SA's real gross domestic product (GDP) rose by 1.2 percent on a quarter on quarter (q/q) and seasonally adjusted annualised (saa) basis in the third quarter of this year from a revised 3.4 percent (3.2 percent) in the second quarter‚ Statistics SA data showed on Tuesday.
GDP growth was expected to edge up to 1.6 percent‚ according to a poll of leading economists by I-Net Bridge. The range of forecasts was from 1.3 percent to 2.0 percent.
Following are economists’ reaction to the data:
ANNABEL BISHOP‚ Economist at Investec Group Economics:
"At an outcome of 1.2 percent qqsaa‚ the third quarter GDP data clearly has captured the impact of South Africa’s work stoppages stemming from recent illegal strike action on economic activity until the end of September. Growth for the full year of 2012 is likely to be lower than the 2.5 percent y/y previously expected‚ ( but still above 2.0 percent y/y) compared to the average of 3.3 percent y/y since 1994.
"The growth potential of the SA economy is estimated at 3.5 percent - 4.0 percent y/y‚ above this could be deemed inflationary as demand led inflation rises. Clearly there is little evidence of demand led inflation pressures currently‚ with price pressure stemming instead from exogenous factors such as rand weakness and high food prices‚ and the supply side concern of real wage increases. Given the upward price pressures the SARB is unlikely to alter interest rates on the basis of Q3.12’s poor outcome‚ indeed it already acknowledged the likely slowing in growth in the November MPC statement.

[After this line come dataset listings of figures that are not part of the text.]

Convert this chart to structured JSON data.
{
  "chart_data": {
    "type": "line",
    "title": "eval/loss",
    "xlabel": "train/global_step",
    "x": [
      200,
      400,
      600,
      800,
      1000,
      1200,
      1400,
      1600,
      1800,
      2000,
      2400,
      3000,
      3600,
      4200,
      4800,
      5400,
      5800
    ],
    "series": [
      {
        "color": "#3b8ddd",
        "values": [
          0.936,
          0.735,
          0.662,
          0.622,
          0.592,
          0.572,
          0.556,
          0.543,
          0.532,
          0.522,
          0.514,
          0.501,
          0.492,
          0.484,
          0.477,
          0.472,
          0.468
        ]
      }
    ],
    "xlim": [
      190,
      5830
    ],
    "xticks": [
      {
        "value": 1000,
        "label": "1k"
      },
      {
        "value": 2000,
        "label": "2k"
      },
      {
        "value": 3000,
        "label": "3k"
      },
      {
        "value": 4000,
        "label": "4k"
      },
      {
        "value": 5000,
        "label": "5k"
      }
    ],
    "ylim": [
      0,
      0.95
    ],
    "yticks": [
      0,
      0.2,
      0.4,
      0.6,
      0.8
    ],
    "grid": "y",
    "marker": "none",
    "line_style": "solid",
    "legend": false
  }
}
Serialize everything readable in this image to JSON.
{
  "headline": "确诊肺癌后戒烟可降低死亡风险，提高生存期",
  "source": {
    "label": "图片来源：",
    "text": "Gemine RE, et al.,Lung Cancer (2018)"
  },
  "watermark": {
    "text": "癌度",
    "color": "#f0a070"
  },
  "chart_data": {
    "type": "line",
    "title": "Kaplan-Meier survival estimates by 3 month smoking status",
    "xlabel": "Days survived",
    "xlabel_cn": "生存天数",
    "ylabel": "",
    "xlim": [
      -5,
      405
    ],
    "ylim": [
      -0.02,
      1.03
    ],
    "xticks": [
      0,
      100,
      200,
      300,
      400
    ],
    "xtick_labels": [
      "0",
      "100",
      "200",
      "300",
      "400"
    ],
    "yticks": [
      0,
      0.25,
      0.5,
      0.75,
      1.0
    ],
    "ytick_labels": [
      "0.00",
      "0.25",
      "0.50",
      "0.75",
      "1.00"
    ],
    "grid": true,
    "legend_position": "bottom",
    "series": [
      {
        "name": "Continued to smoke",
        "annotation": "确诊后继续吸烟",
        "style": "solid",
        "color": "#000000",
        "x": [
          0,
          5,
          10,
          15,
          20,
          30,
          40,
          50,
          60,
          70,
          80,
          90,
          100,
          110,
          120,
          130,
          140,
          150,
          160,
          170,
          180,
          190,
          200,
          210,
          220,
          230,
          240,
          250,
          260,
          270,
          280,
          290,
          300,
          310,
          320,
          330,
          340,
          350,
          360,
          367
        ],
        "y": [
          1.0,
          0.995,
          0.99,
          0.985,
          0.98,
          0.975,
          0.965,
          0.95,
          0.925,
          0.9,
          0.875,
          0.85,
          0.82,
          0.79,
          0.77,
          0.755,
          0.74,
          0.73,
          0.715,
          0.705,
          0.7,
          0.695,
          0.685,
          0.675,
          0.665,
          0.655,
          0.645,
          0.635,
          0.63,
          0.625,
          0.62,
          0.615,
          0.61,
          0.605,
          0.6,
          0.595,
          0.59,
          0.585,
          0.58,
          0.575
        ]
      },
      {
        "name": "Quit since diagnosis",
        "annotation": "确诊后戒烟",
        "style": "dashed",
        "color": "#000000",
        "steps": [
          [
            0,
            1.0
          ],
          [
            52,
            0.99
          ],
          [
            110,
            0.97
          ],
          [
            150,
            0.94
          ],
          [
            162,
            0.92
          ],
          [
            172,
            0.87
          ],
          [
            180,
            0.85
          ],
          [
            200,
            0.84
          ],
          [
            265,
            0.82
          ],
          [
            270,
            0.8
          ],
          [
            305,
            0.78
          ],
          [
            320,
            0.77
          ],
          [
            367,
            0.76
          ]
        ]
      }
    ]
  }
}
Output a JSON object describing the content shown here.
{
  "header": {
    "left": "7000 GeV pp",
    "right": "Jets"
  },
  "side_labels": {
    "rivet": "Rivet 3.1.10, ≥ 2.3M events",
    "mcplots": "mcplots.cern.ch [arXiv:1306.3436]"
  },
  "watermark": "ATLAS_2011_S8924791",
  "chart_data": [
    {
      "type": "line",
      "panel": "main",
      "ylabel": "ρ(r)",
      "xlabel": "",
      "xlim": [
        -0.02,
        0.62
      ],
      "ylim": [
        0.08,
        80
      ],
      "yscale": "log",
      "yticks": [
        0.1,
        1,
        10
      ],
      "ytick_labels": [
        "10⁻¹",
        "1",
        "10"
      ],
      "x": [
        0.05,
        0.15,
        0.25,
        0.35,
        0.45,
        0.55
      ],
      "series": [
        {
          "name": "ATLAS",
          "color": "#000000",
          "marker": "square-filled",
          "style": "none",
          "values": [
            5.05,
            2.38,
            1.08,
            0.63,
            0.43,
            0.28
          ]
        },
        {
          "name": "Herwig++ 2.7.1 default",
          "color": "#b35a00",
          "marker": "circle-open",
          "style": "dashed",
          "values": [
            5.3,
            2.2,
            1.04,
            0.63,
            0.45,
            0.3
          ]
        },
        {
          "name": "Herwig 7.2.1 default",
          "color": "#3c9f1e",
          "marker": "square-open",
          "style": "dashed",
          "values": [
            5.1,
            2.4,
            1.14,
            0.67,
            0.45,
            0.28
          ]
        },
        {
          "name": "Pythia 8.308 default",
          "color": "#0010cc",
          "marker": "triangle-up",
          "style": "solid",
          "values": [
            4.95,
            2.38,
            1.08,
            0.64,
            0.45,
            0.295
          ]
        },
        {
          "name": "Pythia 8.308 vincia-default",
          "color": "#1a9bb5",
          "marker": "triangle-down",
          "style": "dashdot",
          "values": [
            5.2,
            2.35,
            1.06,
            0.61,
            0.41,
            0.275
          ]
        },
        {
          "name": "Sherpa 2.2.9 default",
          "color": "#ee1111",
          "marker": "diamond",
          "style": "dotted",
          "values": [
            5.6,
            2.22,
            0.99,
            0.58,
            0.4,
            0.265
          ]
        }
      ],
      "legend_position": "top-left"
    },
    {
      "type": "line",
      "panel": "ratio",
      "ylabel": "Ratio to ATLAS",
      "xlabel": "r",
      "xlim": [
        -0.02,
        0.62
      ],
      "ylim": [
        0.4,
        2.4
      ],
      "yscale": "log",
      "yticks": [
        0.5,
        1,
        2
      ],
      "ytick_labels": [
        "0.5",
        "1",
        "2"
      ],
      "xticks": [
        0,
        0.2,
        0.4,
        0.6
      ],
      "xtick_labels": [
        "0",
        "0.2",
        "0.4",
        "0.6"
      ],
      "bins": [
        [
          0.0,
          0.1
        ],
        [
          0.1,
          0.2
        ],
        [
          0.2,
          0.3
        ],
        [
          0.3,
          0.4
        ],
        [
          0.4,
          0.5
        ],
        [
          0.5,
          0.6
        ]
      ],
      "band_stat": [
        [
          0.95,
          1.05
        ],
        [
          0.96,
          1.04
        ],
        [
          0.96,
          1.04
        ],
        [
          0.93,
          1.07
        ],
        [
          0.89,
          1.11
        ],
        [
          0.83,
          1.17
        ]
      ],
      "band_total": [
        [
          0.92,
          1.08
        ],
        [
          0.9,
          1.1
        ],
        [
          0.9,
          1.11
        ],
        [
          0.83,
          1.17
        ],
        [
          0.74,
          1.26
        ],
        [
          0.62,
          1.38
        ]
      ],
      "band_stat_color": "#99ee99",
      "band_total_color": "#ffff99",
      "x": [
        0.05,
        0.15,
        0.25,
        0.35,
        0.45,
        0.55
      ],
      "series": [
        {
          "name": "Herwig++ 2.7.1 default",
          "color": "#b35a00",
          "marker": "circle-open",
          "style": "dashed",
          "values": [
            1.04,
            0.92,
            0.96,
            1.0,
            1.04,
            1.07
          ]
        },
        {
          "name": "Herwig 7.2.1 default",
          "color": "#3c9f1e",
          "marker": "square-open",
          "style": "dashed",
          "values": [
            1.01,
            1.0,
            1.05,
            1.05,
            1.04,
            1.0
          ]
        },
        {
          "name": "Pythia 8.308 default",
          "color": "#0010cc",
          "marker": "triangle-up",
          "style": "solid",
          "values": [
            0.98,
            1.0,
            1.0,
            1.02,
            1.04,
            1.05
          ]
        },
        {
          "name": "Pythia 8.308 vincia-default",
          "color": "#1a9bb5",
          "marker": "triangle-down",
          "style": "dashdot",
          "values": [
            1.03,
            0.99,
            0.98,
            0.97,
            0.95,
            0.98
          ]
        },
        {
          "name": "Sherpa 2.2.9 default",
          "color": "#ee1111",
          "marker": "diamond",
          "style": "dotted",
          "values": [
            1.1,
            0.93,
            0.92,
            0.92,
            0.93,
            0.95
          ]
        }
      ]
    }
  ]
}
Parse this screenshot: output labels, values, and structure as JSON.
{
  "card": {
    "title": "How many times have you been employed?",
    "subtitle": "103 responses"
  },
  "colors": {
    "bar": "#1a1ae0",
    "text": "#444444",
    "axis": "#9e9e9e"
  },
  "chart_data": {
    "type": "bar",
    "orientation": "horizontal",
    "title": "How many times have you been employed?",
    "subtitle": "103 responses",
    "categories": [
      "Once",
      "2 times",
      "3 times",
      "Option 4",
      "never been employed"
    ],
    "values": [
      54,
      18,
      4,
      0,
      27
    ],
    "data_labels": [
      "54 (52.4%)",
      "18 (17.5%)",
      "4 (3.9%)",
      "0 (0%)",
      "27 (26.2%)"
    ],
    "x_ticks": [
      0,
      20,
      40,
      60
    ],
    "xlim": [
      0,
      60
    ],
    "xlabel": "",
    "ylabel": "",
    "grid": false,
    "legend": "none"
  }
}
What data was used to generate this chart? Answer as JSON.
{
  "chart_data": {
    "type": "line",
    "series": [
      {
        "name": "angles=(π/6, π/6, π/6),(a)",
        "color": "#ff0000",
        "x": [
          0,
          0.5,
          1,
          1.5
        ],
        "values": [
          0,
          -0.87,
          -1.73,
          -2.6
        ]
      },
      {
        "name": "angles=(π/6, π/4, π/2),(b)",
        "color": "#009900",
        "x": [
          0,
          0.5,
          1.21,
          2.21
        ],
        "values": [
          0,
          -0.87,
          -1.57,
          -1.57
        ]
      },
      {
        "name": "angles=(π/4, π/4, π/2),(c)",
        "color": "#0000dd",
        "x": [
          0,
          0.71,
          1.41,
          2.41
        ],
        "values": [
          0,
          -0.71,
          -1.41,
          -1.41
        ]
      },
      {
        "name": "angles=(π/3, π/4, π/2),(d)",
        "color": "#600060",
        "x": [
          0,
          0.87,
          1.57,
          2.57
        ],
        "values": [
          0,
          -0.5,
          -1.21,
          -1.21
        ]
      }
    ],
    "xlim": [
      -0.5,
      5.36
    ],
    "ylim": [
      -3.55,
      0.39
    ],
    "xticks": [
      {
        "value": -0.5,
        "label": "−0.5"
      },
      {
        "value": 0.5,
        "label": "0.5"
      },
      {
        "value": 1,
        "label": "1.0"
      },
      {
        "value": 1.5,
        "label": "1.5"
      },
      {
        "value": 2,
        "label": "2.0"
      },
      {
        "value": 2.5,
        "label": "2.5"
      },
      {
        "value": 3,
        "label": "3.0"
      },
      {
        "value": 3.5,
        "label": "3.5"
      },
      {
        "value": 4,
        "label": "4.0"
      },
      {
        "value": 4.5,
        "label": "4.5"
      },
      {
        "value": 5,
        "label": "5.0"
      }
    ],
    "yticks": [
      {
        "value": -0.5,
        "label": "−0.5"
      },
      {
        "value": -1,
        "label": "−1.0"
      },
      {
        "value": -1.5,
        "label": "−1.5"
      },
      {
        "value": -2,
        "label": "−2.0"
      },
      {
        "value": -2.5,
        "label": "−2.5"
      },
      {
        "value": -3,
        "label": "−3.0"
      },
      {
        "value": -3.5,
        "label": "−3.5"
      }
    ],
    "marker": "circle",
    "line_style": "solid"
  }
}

"In the absence of further marked strike action the economy should see economic growth pick-up to 3.0 percent y/y in 2013‚ and lift to 5.0 percent y/y by 2016‚ driven additionally by greater consumption expenditure (both government and the private sector) and fixed investment."
ELNA MOOLMAN: Economist at Renaissance Capital:
"At only 1.2 percent Q/Q (seasonally adjusted and annualised)‚ growth in the third quarter was even worse than we had anticipated. This weakness is at least partly owing to the negative impact from the strikes‚ which we expect to have an even bigger impact on growth and trade data for the fourth quarter of the year. The growth data for 3Q12 reflects a reasonably broad-based slowdown. Today’s data gave additional evidence of the slowdown underway in consumer demand growth‚ which was a key driver of post-recession economic growth. We expect this trend to continue."
MIKE SCHUSSLER‚ chief economist at Economists.co.za:
"The way things are going we are looking more and more at a situation of stagflation. Inflation is increasing from cost pressures‚ administered prices and the rand; and on top of all that‚ the strike. But even without the strike‚ we wouldn't have had a growth rate above 2.5 percent. We are looking at a stagnating economy‚ but we are not in recession territory‚ though we are unlikely to pick up in the fourth quarter and I see the effects lingering in the first quarter of next year."
THABI LEOKA‚ economist at Standard Bank:
“This was well below our forecast and means we will most probably revise our 2012 GDP forecast lower. As strikes continued in the mining sector in the fourth quarter‚ this points to a weak fourth quarter as well.”